AMRITSAR: The lack of proper infrastructure along with insensitivity towards poor patients at government health facilities in the city is a cause of concern.

Basic facilities elude government hospitals

Broken doors of washrooms at the ESI Hospital.



Manmeet Singh Gill

Tribune News Service

Amritsar, September 13

The lack of proper infrastructure along with insensitivity towards poor patients at government health facilities in the city is a cause of concern.

Only the poor strata, who cannot afford treatment at private clinics, visit government health facilities. The shortage of staff and medicines are other problems.

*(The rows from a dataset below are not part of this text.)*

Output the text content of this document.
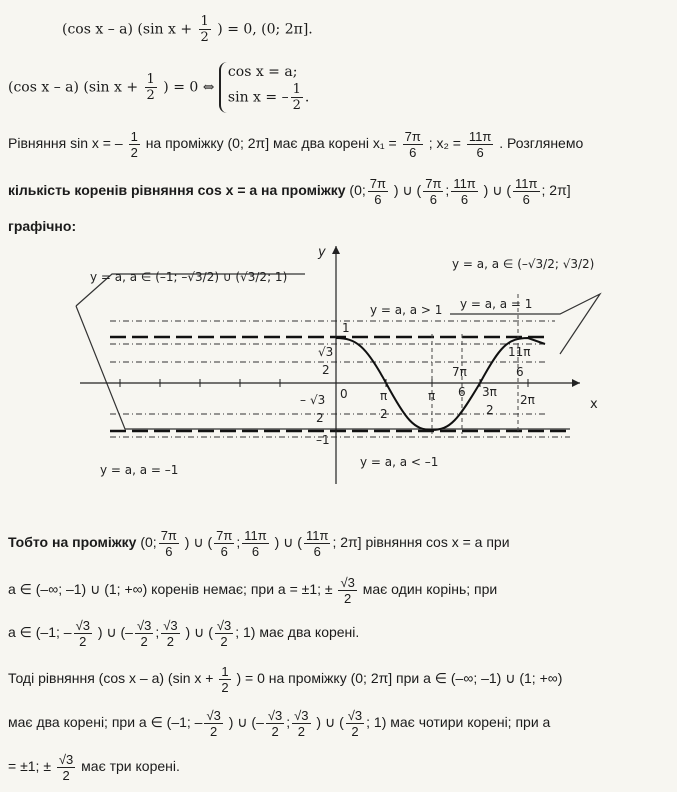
(cos x – a) (sin $x + \frac{1}{2}$ ) = 0, (0; 2π].
(cos x – a) (sin $x + \frac{1}{2}$ ) = 0 ⇔
cos x = a;
sin x = – $\frac{1}{2}$ .
Рівняння sin x = – $\frac{1}{2}$ на проміжку (0; 2π] має два корені $x_1 = \frac{7\pi}{6}$ ; $x_2 = \frac{11\pi}{6}$ . Розглянемо
кількість коренів рівняння cos x = a на проміжку (0; $\frac{7\pi}{6}$ ) ∪ ( $\frac{7\pi}{6}$ ; $\frac{11\pi}{6}$ ) ∪ ( $\frac{11\pi}{6}$ ; 2π]
графічно:
y = a, a ∈ (–1; –√3/2) ∪ (√3/2; 1)
y = a, a ∈ (–√3/2; √3/2)
y = a, a > 1 y = a, a = 1
y = a, a = –1
y = a, a < –1
y
x
0
1
–1
√3
2
– √3
2
π
2
π
7π
6 3π
2
11π
6
2π
Тобто на проміжку (0; $\frac{7\pi}{6}$ ) ∪ ( $\frac{7\pi}{6}$ ; $\frac{11\pi}{6}$ ) ∪ ( $\frac{11\pi}{6}$ ; 2π] рівняння cos x = a при
a ∈ (–∞; –1) ∪ (1; +∞) коренів немає; при a = ±1; ± $\frac{√3}{2}$ має один корінь; при
a ∈ (–1; – $\frac{√3}{2}$ ) ∪ (– $\frac{√3}{2}$ ; $\frac{√3}{2}$ ) ∪ ( $\frac{√3}{2}$ ; 1) має два корені.
Тоді рівняння (cos x – a) (sin $x + \frac{1}{2}$ ) = 0 на проміжку (0; 2π] при a ∈ (–∞; –1) ∪ (1; +∞)
має два корені; при a ∈ (–1; – $\frac{√3}{2}$ ) ∪ (– $\frac{√3}{2}$ ; $\frac{√3}{2}$ ) ∪ ( $\frac{√3}{2}$ ; 1) має чотири корені; при a
= ±1; ± $\frac{√3}{2}$ має три корені.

The lack of even basic facilities is visible from the unkempt patients’ wards and unusable washrooms in most of these government health centres in the city.

Patients are paying the price for the indifference of administrators of Guru Nanak Dev hospital (GNDH) associated with Government Medical College and the Employees State Insurance (ESI) Hospital.

No drinking water

There is no provision of clean drinking water for patients at the GNDH. Many water coolers installed on the hospital premises are lying defunct. Water purifiers are non-functional at the hospital. Doors of washrooms and windows of patients’ wards are broken.

No protection from dengue

“As malaria and dengue diseases are common in this season, patients admitted in wards have no protection from mosquitoes. The Health Department often asks people to take precautions against mosquito bites, but its own health institutions offer no facility to keep mosquitoes away,” said a visitor Satnam Singh.

ESI Hospital in shambles

The condition of the ESI Hospital is pitiable as its building needs immediate repairs. Mattresses of most beds are missing. A few people have brought their own nets to keep mosquitoes away. Lifts installed at the hospital are also lying defunct. The poor quality of service is evident from the fact that only lower strata of society, who cannot afford private clinics, constitute maximum number of patients. “People come here because they cannot pay fee at private clinics. I will not have come here if I had money,” said Jaswant Ram, a patient at the ESI Hospital.

Prescribed medicines not available

Patients also complained that most medicines prescribed by doctors were often not available at the government pharmacies. “Patients have to buy costly medicines from market even though the government claims to provide medicines free of cost,” said a patient at the GNDH.